W tym miejscu zamieszczamy posty związane z egzaminami

Moderatorzy: ella, klebek

Skręt w lewo

Postprzez Bosman » wtorek 23 listopada 2010, 17:31

Witam

mam pytanie odnośnie 1 rzeczy mianowicie ostatnio oblałem na skrzyżowaniu z sygnalizacją świetlną chodzi mi o to , że wjechałem na skrzyżowanie na zielonym lecz gdy byłem za przejściem dla pieszych (1sygnalizator) zapaliło się żółte na drugim sygnalizatorze po czym egzamin został przerwany ... było to skrzyżowanie ze skrętem w lewo bezkolizyjne i teraz mam pytanie czy egzaminator/ka postąpił dobrze , że zahamował tak gwałtownie , że zgasł nawet silnik :hmm: i usłyszałem "Koniec egzaminu" . Zaznaczam , że wjechałem na zielonym (1sygnalizator) co prawda za pasami było miejsce do zatrzymania ale nie zrobiłem tego gdyż było by to hamowanie gwałtowne oraz dosłownie żółte zapaliło się gdy już miałem opuścić skrzyżowanie ... chciałem po prostu zjechać skoro skrzyżowanie było bezkolizyjne

Jak wy oceniacie sytuacje?

Proszę o dokładną analizę tego

Jeżeli dostanę na to odpowiedz to zadam jeszcze 2 pytania ale najpierw muszę otrzymać odpowiedz na to :)

z góry dzięki :) :spoko:
Bosman
 
Posty: 6
Dołączył(a): wtorek 23 listopada 2010, 17:21

Re: Skręt w lewo

Postprzez Peter Parker » wtorek 23 listopada 2010, 17:37

Jeśli widział, że jedziesz nie zmniejszając prędkości przed skrzyżowaniem, to trudno się dziwić. Jeśli się nie zgadzasz z wynikiem, masz 14 dni na zgłoszenie się do ORD ;]
[17.11.2010] Teoria (0) Plac (+) Miasto (+)
[23.11.2010] Prawo Jazdy:: Przyjęto wniosek - trwa postępowanie administracyjne.
[30.11.2010] Prawo Jazdy do odbioru w Urzędzie.
Peter Parker
 
Posty: 3
Dołączył(a): czwartek 18 listopada 2010, 19:23

Re: Skręt w lewo

Postprzez Bosman » wtorek 23 listopada 2010, 17:44

no nie zmniejszałem prędkości , żeby raz zdążyć na zielonym i nie zostać na skrzyżowaniu wszystko cacy przejechałem przez 1 sygnalizator na zielonym lecz był 2 sygnalizator można napisać że "zawieszony na lampie" :D i na nim nagle ukazało się żółte a to , że byłem rozpędzony to nie chciałem hamować tylko normalnie po ludzku zjechać ... tłumaczenie? Nie stosowanie się do sygnalizacji świetlnej... przecież wjechałem na skrzyżowanie na zielonym a to , że tuż przed opuszczeniem zapaliło się żółte to już moja wina ? Chyba mam prawo je opuścić w takiej sytuacji
Bosman
 
Posty: 6
Dołączył(a): wtorek 23 listopada 2010, 17:21

Re: Skręt w lewo

Postprzez Cyberix » wtorek 23 listopada 2010, 17:58

Może jakiś link do zumi albo google.map ? Albo rysunek? Bo ja nie za bardzo rozumiem, czy był to jeden sygnalizator, czy dwa...
Cyberix
 
Posty: 2071
Dołączył(a): poniedziałek 22 lutego 2010, 19:49

Re: Skręt w lewo

Postprzez Bosman » wtorek 23 listopada 2010, 18:40

no to powiedzmy tak ... 2 pasy ruchy miałem zająć lewy pas ruchu i pojechać w lewo ( skręcić )
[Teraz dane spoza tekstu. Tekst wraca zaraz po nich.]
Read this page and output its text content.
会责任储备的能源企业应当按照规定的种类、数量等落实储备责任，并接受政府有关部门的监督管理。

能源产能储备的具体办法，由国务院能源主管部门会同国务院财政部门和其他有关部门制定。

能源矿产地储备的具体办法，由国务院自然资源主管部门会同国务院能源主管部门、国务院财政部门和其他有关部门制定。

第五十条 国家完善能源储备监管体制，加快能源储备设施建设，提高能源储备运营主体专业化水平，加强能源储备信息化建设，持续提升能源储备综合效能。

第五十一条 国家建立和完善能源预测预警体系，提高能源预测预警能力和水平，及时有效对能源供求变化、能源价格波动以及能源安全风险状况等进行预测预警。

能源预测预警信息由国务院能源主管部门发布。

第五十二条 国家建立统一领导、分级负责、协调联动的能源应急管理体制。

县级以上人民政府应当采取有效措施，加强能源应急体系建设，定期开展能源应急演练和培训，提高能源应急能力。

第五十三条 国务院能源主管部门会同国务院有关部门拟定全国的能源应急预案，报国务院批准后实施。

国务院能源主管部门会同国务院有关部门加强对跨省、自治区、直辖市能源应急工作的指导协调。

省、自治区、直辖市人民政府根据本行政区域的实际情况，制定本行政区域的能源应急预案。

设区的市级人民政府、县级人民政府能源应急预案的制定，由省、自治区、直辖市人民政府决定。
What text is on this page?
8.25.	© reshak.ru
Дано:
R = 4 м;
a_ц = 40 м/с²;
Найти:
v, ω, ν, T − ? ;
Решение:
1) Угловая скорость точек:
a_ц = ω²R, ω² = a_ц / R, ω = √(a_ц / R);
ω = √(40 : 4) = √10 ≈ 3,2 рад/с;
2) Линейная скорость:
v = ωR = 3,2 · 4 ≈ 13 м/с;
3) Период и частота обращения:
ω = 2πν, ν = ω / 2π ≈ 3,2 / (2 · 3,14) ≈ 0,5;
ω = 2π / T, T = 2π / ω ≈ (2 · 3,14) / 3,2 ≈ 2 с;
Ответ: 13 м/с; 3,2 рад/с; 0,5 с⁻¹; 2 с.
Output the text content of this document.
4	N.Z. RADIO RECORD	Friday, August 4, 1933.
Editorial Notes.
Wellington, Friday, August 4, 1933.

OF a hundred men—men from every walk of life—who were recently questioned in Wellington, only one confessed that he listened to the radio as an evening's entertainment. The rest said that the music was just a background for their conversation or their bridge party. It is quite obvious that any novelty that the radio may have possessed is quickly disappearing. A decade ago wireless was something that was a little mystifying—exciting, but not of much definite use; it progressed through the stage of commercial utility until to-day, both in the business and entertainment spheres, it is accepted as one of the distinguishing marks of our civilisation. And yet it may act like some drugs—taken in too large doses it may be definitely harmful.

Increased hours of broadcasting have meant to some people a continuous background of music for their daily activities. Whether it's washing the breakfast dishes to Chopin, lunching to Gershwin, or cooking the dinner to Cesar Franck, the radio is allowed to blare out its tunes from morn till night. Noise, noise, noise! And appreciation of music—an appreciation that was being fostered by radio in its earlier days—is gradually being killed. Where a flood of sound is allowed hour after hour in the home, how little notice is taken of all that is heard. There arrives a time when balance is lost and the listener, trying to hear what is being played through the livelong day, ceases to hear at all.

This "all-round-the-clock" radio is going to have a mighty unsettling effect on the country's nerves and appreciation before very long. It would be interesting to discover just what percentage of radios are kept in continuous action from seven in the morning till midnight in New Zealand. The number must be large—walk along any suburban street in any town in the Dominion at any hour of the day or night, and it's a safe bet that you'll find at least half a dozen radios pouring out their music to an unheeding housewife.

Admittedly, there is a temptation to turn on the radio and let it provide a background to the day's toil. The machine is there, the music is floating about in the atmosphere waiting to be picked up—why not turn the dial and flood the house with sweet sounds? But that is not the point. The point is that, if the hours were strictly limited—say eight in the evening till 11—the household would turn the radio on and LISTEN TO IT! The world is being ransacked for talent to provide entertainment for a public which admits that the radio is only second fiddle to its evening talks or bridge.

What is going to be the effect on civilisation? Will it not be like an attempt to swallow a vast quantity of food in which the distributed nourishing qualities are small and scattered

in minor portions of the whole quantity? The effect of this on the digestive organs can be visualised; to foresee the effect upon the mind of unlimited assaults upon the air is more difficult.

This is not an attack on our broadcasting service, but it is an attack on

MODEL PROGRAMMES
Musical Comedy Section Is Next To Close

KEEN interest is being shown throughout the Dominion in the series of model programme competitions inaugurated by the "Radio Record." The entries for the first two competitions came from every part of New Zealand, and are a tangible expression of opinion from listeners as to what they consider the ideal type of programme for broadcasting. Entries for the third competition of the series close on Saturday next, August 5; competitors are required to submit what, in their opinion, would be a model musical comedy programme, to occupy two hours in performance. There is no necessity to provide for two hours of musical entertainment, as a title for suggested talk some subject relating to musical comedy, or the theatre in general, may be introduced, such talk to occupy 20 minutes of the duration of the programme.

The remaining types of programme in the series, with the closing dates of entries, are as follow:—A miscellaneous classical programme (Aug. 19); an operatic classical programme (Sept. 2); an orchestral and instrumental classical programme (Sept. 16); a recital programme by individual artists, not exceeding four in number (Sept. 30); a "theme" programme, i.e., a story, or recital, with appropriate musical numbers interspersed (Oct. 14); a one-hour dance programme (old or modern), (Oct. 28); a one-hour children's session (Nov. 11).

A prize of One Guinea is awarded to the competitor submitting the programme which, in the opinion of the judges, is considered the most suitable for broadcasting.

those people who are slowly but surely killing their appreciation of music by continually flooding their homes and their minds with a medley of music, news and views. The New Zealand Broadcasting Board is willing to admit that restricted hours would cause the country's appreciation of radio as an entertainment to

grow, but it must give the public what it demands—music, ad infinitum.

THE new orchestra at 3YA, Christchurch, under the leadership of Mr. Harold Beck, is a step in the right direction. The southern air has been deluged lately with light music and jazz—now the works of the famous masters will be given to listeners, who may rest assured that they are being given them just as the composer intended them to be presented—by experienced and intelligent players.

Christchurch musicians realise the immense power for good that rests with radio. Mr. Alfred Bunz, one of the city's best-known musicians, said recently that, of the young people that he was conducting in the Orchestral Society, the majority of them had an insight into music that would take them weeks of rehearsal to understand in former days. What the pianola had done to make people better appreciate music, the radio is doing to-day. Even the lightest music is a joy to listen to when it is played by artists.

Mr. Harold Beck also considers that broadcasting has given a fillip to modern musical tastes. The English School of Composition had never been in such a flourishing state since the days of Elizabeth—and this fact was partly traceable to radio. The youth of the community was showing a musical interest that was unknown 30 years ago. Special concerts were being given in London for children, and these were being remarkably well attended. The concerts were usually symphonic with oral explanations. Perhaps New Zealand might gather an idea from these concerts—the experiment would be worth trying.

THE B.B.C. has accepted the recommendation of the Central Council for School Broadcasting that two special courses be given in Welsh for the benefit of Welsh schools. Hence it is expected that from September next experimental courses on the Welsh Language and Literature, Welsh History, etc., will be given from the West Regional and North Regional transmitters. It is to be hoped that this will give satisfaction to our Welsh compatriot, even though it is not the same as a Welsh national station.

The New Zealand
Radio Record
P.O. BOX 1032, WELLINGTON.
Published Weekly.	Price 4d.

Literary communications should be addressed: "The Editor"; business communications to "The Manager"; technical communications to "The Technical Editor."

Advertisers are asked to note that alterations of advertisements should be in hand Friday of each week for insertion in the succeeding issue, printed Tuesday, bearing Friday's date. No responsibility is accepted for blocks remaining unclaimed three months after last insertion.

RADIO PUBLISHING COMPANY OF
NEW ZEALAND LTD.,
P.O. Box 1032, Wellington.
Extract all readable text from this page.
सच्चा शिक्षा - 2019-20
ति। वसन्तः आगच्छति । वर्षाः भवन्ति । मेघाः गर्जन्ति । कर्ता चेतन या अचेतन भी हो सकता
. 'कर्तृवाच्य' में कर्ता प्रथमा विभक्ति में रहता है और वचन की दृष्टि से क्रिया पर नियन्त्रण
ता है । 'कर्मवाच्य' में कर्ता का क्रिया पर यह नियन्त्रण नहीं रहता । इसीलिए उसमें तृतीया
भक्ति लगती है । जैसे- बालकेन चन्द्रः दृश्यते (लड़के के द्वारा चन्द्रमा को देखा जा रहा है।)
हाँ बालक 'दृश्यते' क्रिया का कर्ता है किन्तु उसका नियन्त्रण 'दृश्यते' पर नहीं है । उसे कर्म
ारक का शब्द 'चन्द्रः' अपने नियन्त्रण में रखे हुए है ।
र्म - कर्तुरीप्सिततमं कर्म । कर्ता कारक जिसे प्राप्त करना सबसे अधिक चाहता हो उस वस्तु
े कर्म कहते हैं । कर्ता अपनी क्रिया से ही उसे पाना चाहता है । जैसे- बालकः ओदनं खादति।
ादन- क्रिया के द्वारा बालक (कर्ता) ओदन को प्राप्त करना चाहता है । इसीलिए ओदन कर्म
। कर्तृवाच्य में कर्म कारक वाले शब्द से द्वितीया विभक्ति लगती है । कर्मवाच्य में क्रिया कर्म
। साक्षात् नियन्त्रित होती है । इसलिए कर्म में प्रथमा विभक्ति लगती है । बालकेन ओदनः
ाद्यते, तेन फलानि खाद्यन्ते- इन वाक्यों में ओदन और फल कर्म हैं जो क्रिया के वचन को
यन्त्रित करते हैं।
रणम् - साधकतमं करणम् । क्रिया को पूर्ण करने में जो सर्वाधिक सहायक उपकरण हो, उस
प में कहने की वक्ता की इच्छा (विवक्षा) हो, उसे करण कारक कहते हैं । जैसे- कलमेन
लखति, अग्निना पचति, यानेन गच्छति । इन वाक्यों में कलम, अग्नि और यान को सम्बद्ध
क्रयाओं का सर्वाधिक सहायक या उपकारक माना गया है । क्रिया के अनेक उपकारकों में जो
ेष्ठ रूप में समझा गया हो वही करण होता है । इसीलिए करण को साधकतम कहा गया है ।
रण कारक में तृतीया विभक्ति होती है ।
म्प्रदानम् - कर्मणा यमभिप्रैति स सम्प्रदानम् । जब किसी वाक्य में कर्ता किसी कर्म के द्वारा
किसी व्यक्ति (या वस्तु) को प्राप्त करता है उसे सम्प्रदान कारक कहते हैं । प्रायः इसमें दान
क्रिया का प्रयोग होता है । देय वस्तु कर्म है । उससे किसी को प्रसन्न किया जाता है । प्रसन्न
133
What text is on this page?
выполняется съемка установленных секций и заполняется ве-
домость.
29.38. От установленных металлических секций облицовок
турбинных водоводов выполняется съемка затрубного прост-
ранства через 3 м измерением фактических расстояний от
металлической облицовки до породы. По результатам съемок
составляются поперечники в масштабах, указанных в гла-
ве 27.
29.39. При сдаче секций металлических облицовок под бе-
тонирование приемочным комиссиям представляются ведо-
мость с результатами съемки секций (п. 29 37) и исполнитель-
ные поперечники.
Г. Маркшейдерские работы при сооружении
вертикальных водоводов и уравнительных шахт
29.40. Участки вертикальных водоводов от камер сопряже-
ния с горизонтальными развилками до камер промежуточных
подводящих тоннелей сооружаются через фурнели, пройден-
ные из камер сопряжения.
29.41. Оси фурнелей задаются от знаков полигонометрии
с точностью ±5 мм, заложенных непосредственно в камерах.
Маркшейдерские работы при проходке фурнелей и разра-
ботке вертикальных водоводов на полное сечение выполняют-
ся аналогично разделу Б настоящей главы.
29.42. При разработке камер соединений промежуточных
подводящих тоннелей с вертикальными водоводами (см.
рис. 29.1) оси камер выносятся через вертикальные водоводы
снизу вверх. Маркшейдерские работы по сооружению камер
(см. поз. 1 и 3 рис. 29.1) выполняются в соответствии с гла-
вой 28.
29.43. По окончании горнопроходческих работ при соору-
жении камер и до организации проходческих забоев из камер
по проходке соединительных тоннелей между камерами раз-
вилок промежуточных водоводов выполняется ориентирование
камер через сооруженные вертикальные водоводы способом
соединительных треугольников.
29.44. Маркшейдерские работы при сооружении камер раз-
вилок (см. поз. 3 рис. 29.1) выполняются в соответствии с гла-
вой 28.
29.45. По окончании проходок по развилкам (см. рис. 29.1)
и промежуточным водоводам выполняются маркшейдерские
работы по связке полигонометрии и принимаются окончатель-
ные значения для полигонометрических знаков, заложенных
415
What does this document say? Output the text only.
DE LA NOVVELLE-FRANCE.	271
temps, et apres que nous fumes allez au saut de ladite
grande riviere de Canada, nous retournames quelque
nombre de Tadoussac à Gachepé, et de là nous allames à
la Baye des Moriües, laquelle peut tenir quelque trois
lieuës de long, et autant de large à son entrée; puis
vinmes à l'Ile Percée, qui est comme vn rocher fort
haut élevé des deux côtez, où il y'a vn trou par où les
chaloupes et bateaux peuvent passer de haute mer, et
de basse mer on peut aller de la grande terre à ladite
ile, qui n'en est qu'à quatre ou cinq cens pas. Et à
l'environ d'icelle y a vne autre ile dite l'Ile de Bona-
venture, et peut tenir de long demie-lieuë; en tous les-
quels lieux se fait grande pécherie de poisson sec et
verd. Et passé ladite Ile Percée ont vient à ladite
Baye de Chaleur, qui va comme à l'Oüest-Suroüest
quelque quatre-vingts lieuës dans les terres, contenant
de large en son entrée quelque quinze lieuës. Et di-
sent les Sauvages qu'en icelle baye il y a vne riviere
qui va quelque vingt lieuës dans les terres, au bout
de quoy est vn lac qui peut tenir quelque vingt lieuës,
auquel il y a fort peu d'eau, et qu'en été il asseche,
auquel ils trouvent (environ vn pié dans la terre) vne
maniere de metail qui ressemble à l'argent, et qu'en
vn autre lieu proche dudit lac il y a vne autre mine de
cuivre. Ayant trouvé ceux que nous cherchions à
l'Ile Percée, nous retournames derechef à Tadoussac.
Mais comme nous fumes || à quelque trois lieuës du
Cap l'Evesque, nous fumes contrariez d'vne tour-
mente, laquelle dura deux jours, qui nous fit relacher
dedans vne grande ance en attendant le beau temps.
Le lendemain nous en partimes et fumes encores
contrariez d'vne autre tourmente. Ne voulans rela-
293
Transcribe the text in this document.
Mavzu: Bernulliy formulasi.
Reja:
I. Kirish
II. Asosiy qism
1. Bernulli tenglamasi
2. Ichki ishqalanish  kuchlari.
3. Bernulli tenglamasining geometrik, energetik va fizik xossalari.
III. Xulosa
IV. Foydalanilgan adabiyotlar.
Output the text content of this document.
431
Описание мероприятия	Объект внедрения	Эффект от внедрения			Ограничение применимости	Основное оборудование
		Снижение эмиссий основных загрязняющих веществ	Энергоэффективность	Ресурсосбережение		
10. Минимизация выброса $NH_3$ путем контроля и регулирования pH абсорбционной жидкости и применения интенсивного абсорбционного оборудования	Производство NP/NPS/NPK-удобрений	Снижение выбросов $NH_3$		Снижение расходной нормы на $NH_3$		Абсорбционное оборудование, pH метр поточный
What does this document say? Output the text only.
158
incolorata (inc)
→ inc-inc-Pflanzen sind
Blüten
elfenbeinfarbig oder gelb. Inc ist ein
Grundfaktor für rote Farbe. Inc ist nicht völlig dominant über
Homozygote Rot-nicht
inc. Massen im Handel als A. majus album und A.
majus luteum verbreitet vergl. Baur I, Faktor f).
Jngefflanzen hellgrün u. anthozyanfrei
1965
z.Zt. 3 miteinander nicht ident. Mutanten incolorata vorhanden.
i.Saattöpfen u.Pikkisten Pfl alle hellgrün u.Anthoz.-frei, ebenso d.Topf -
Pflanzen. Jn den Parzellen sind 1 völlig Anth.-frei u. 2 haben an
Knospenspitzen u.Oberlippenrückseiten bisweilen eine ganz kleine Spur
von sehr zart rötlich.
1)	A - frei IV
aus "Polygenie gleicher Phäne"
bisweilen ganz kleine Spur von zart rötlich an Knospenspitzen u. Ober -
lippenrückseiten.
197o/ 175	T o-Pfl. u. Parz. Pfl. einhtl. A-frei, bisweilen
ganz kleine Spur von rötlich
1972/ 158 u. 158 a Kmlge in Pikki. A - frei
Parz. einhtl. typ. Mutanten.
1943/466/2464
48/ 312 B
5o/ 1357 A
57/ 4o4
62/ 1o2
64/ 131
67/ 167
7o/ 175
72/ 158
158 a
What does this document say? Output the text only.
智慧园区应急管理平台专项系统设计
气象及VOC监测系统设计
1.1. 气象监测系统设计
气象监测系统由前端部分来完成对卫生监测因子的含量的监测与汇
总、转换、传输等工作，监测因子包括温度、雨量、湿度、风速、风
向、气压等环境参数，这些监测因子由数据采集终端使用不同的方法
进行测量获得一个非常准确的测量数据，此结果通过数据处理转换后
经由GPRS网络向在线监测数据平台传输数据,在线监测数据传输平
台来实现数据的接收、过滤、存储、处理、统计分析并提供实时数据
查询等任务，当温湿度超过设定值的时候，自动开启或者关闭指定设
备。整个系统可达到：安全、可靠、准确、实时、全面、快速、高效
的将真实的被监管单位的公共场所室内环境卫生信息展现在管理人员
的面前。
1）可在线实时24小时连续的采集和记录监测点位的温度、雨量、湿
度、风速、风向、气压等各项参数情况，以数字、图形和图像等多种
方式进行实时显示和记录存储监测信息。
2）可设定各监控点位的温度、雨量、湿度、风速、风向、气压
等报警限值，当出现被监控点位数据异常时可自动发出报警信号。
obrazek :D sam rysowałem ^^ http://yfrog.com/b7beztytuuqtpj


Chodzi o to , że był 1 sygnalizator po prawej stronie on pokazywał zielone natomiast ten drugi był dalej tak ja to widać :P chodzi mi o to , że wjechałem za 1 sygnalizator na zielonym byłem za pasami i chciałem skrecać w lewo ale nagle na tym na górze pokazało się żółte i zostałem potraktowany hamulcem :P zaznaczam , że skrzyżowanie bezkolizyjne no i tuż za pasami były jak to ona nazwała "Takie trójkąciki" gdzie niby mogłem pojazd zatrzymać ale chyba to służy po to i do tego , żeby zatrzymać pojazd gdy zapali się czerwone a na żółtym miałem prawo zjechać i nie powinienem za to oblać poza tym było by to gwałtowne hamowanie bo byłem rozpędzony .
Bosman
 
Posty: 6
Dołączył(a): wtorek 23 listopada 2010, 17:21

Re: Skręt w lewo

Postprzez Cyberix » wtorek 23 listopada 2010, 21:54

Mam pewne wątpliwości co do oceny, że z sygnalizatorem S1 skrzyżowanie było bezkolizyjne jeśli chodzi o skręt w lewo.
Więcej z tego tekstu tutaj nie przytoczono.